Fat comes in one of two types: white or brown. White fat stores calories while brown fat burns them, generating heat in the process. There had been hints that orexins might influence body temperature, but it wasn't clear exactly how.
The new evidence in mice shows that orexins are critical for the formation of mature brown fat from its precursors. With too little orexin, animals' brown fat activity drops along with their energy expenditure. Likewise, mice injected with orexin show a substantial loss of fat.
The findings bolster the emerging concept that those with less active brown fat may be destined from birth, or even before, to be fatter. "They are somehow predisposed," Sikder said.
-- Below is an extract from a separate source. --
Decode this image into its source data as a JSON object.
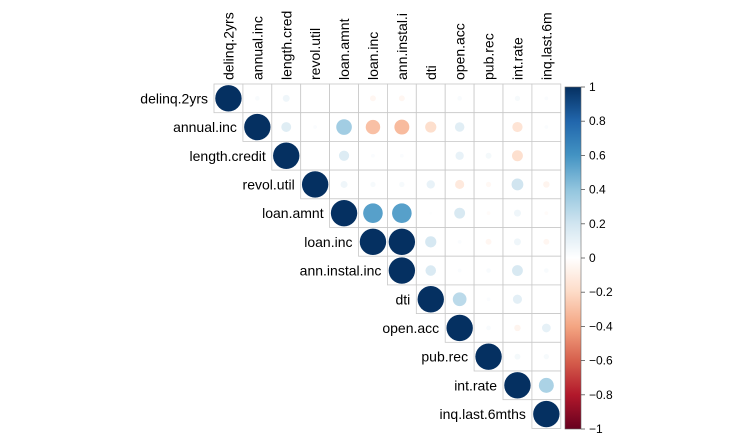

There are already ways of stimulating brown fat's production, but it isn't easy to do. For instance, more brown fat is produced when you spend a lot of time in the cold. The new findings suggest that orexin therapies might be useful for increasing brown fat and literally melting extra calories away.
"One caveat is that orexin might increase arousal," the researchers wrote, "although this is expected only under sleep deprived conditions."
Sikder says it will now also be worthwhile to examine orexin-deficient people with narcolepsy to find out whether their brown fat activity is indeed compromised.